Die jungen Leute werden in dieser Sabberrunde angehalten, schon in jungen Jahren für das Alter Vorsorge zu treffen (private Vorsorge), um einen gewissen Lebensstandard im Alter zu haben. Nichts als Hohn. Woher sollen die arbeitslosen Jugendlichen diesen Finanzstock fürs Alter anlegen, wo sie in jungen Jahren bereits von Sozialleistungen leben müssen? Diese Jugend ist in der Tat nicht zu beneiden. Und wer der schicksalhaften Globalisierung das Wort redet, trägt mit dazu bei, die Lebenssituation unserer Kinder weiter zu verschlechtern.

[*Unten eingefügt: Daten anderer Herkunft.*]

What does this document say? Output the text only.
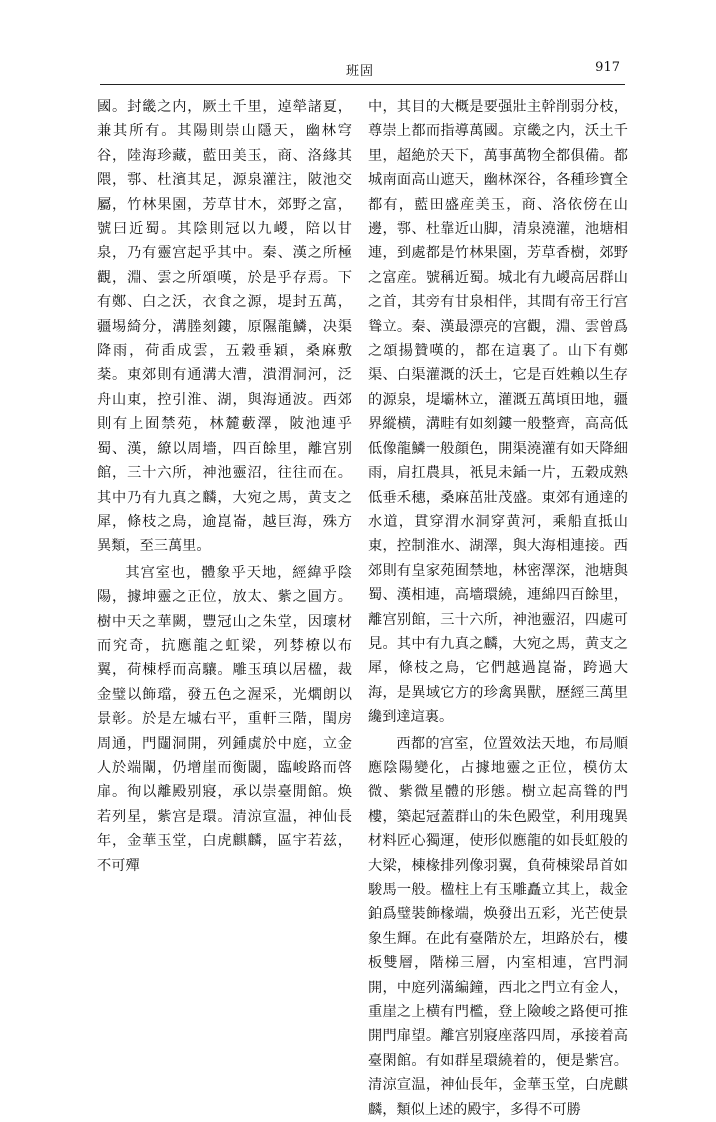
班固	917

國。封畿之内，厥土千里，逴犖諸夏，兼其所有。其陽則崇山隱天，幽林穹谷，陸海珍藏，藍田美玉，商、洛緣其隈，鄠、杜濱其足，源泉灌注，陂池交屬，竹林果園，芳草甘木，郊野之富，號曰近蜀。其陰則冠以九嵕，陪以甘泉，乃有靈宫起乎其中。秦、漢之所極觀，淵、雲之所頌嘆，於是乎存焉。下有鄭、白之沃，衣食之源，堤封五萬，疆埸綺分，溝塍刻鏤，原隰龍鱗，决渠降雨，荷臿成雲，五穀垂穎，桑麻敷棻。東郊則有通溝大漕，潰渭洞河，泛舟山東，控引淮、湖，與海通波。西郊則有上囿禁苑，林麓藪澤，陂池連乎蜀、漢，繚以周墻，四百餘里，離宫别館，三十六所，神池靈沼，往往而在。其中乃有九真之麟，大宛之馬，黄支之犀，條枝之鳥，逾崑崙，越巨海，殊方異類，至三萬里。

其宫室也，體象乎天地，經緯乎陰陽，據坤靈之正位，放太、紫之圓方。樹中天之華闕，豐冠山之朱堂，因瓌材而究奇，抗應龍之虹梁，列棼橑以布翼，荷棟桴而高驤。雕玉瑱以居楹，裁金璧以飾璫，發五色之渥采，光爓朗以景彰。於是左墄右平，重軒三階，閨房周通，門闥洞開，列鍾虡於中庭，立金人於端闈，仍增崖而衡閾，臨峻路而啓扉。徇以離殿别寢，承以崇臺閒館。焕若列星，紫宫是環。清涼宣温，神仙長年，金華玉堂，白虎麒麟，區宇若兹，不可殫

中，其目的大概是要强壯主幹削弱分枝，尊崇上都而指導萬國。京畿之内，沃土千里，超絶於天下，萬事萬物全都俱備。都城南面高山遮天，幽林深谷，各種珍寶全都有，藍田盛産美玉，商、洛依傍在山邊，鄠、杜靠近山脚，清泉澆灌，池塘相連，到處都是竹林果園，芳草香樹，郊野之富産。號稱近蜀。城北有九嵕高居群山之首，其旁有甘泉相伴，其間有帝王行宫聳立。秦、漢最漂亮的宫觀，淵、雲曾爲之頌揚贊嘆的，都在這裏了。山下有鄭渠、白渠灌溉的沃土，它是百姓賴以生存的源泉，堤壩林立，灌溉五萬頃田地，疆界縱横，溝畦有如刻鏤一般整齊，高高低低像龍鱗一般顔色，開渠澆灌有如天降細雨，肩扛農具，衹見未鍤一片，五穀成熟低垂禾穗，桑麻茁壯茂盛。東郊有通達的水道，貫穿渭水洞穿黄河，乘船直抵山東，控制淮水、湖澤，與大海相連接。西郊則有皇家苑囿禁地，林密澤深，池塘與蜀、漢相連，高墻環繞，連綿四百餘里，離宫别館，三十六所，神池靈沼，四處可見。其中有九真之麟，大宛之馬，黄支之犀，條枝之鳥，它們越過崑崙，跨過大海，是異域它方的珍禽異獸，歷經三萬里纔到達這裏。

西都的宫室，位置效法天地，布局順應陰陽變化，占據地靈之正位，模仿太微、紫微星體的形態。樹立起高聳的門樓，築起冠蓋群山的朱色殿堂，利用瑰異材料匠心獨運，使形似應龍的如長虹般的大梁，棟椽排列像羽翼，負荷棟梁昂首如駿馬一般。楹柱上有玉雕矗立其上，裁金鉑爲璧裝飾椽端，焕發出五彩，光芒使景象生輝。在此有臺階於左，坦路於右，樓板雙層，階梯三層，内室相連，宫門洞開，中庭列滿編鐘，西北之門立有金人，重崖之上横有門檻，登上險峻之路便可推開門扉望。離宫别寢座落四周，承接着高臺閑館。有如群星環繞着的，便是紫宫。清涼宣温，神仙長年，金華玉堂，白虎麒麟，類似上述的殿宇，多得不可勝
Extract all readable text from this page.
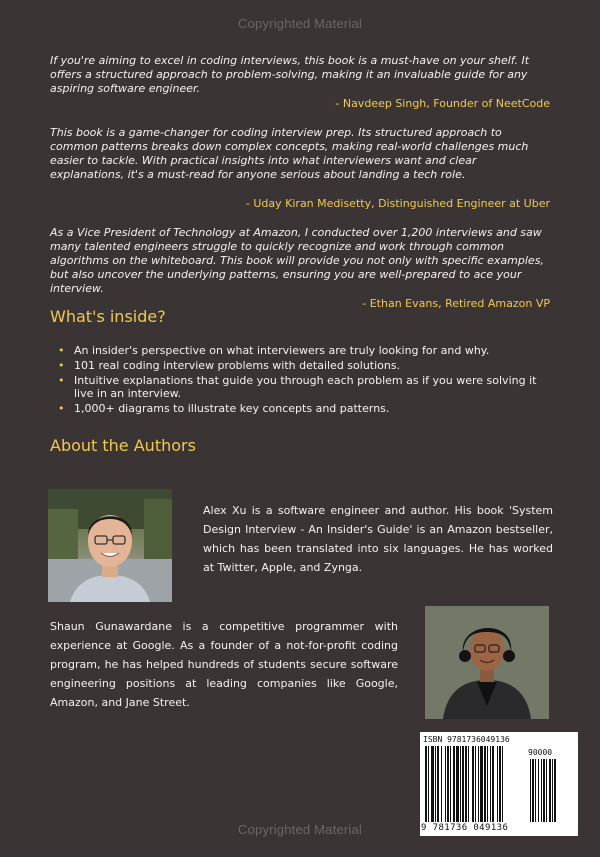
Copyrighted Material

If you're aiming to excel in coding interviews, this book is a must-have on your shelf. It offers a structured approach to problem-solving, making it an invaluable guide for any aspiring software engineer.

- Navdeep Singh, Founder of NeetCode

This book is a game-changer for coding interview prep. Its structured approach to common patterns breaks down complex concepts, making real-world challenges much easier to tackle. With practical insights into what interviewers want and clear explanations, it's a must-read for anyone serious about landing a tech role.

- Uday Kiran Medisetty, Distinguished Engineer at Uber

As a Vice President of Technology at Amazon, I conducted over 1,200 interviews and saw many talented engineers struggle to quickly recognize and work through common algorithms on the whiteboard. This book will provide you not only with specific examples, but also uncover the underlying patterns, ensuring you are well-prepared to ace your interview.

- Ethan Evans, Retired Amazon VP
What's inside?
• An insider's perspective on what interviewers are truly looking for and why.
• 101 real coding interview problems with detailed solutions.
• Intuitive explanations that guide you through each problem as if you were solving it live in an interview.
• 1,000+ diagrams to illustrate key concepts and patterns.
About the Authors

Alex Xu is a software engineer and author. His book 'System Design Interview - An Insider's Guide' is an Amazon bestseller, which has been translated into six languages. He has worked at Twitter, Apple, and Zynga.

Shaun Gunawardane is a competitive programmer with experience at Google. As a founder of a not-for-profit coding program, he has helped hundreds of students secure software engineering positions at leading companies like Google, Amazon, and Jane Street.

ISBN 9781736049136
90000
9 781736 049136
Copyrighted Material
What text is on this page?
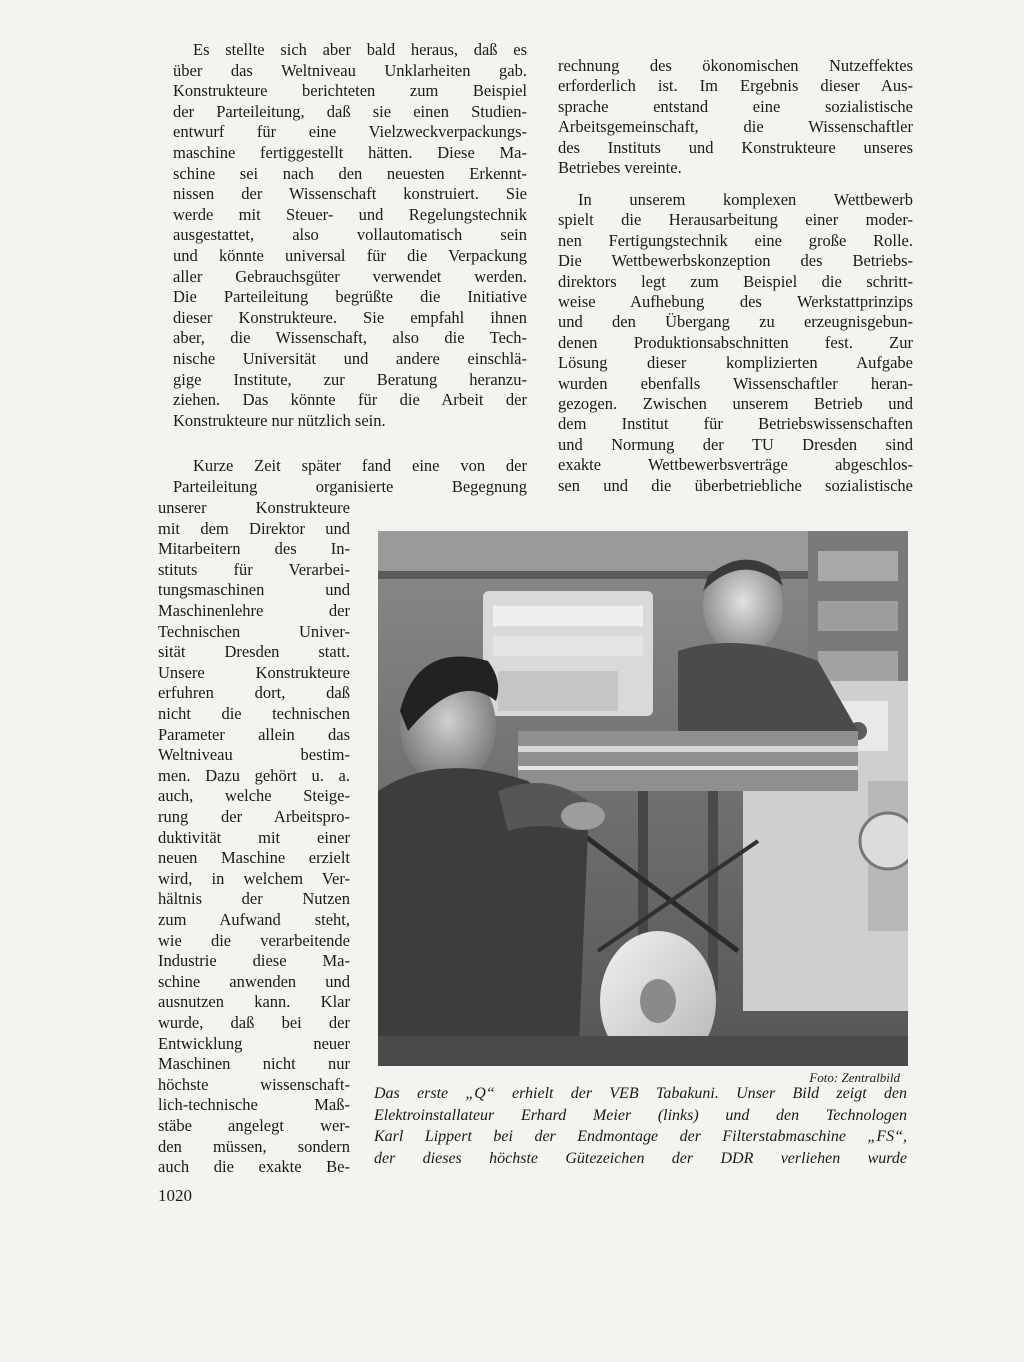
Es stellte sich aber bald heraus, daß es
über das Weltniveau Unklarheiten gab.
Konstrukteure berichteten zum Beispiel
der Parteileitung, daß sie einen Studien-
entwurf für eine Vielzweckverpackungs-
maschine fertiggestellt hätten. Diese Ma-
schine sei nach den neuesten Erkennt-
nissen der Wissenschaft konstruiert. Sie
werde mit Steuer- und Regelungstechnik
ausgestattet, also vollautomatisch sein
und könnte universal für die Verpackung
aller Gebrauchsgüter verwendet werden.
Die Parteileitung begrüßte die Initiative
dieser Konstrukteure. Sie empfahl ihnen
aber, die Wissenschaft, also die Tech-
nische Universität und andere einschlä-
gige Institute, zur Beratung heranzu-
ziehen. Das könnte für die Arbeit der
Konstrukteure nur nützlich sein.
Kurze Zeit später fand eine von der
Parteileitung organisierte Begegnung
unserer Konstrukteure
mit dem Direktor und
Mitarbeitern des In-
stituts für Verarbei-
tungsmaschinen und
Maschinenlehre der
Technischen Univer-
sität Dresden statt.
Unsere Konstrukteure
erfuhren dort, daß
nicht die technischen
Parameter allein das
Weltniveau bestim-
men. Dazu gehört u. a.
auch, welche Steige-
rung der Arbeitspro-
duktivität mit einer
neuen Maschine erzielt
wird, in welchem Ver-
hältnis der Nutzen
zum Aufwand steht,
wie die verarbeitende
Industrie diese Ma-
schine anwenden und
ausnutzen kann. Klar
wurde, daß bei der
Entwicklung neuer
Maschinen nicht nur
höchste wissenschaft-
lich-technische Maß-
stäbe angelegt wer-
den müssen, sondern
auch die exakte Be-
rechnung des ökonomischen Nutzeffektes
erforderlich ist. Im Ergebnis dieser Aus-
sprache entstand eine sozialistische
Arbeitsgemeinschaft, die Wissenschaftler
des Instituts und Konstrukteure unseres
Betriebes vereinte.
In unserem komplexen Wettbewerb
spielt die Herausarbeitung einer moder-
nen Fertigungstechnik eine große Rolle.
Die Wettbewerbskonzeption des Betriebs-
direktors legt zum Beispiel die schritt-
weise Aufhebung des Werkstattprinzips
und den Übergang zu erzeugnisgebun-
denen Produktionsabschnitten fest. Zur
Lösung dieser komplizierten Aufgabe
wurden ebenfalls Wissenschaftler heran-
gezogen. Zwischen unserem Betrieb und
dem Institut für Betriebswissenschaften
und Normung der TU Dresden sind
exakte Wettbewerbsverträge abgeschlos-
sen und die überbetriebliche sozialistische
Foto: Zentralbild
Das erste „Q“ erhielt der VEB Tabakuni. Unser Bild zeigt den
Elektroinstallateur Erhard Meier (links) und den Technologen
Karl Lippert bei der Endmontage der Filterstabmaschine „FS“,
der dieses höchste Gütezeichen der DDR verliehen wurde
1020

Ein weiteres von Frau Christiansen bemühtes Beispiel, wie ältere Arbeitsuchende noch einen Job finden, stellte Netto. Der neue Job bei Netto in Neuruppin war für diese wie ein Sechser im Lotto. - Kein Wort darüber, wie viel dieser Sechser tatsächlich wert ist, will heißen, was die ältere Verkäuferin dort eigentlich verdient und ob sie mit diesem Geld ihre Lebenshaltungskosten auch wirklich finanzieren kann oder nicht und möglicherweise trotz Job weiter am Tropf der Sozialleistungen hängt.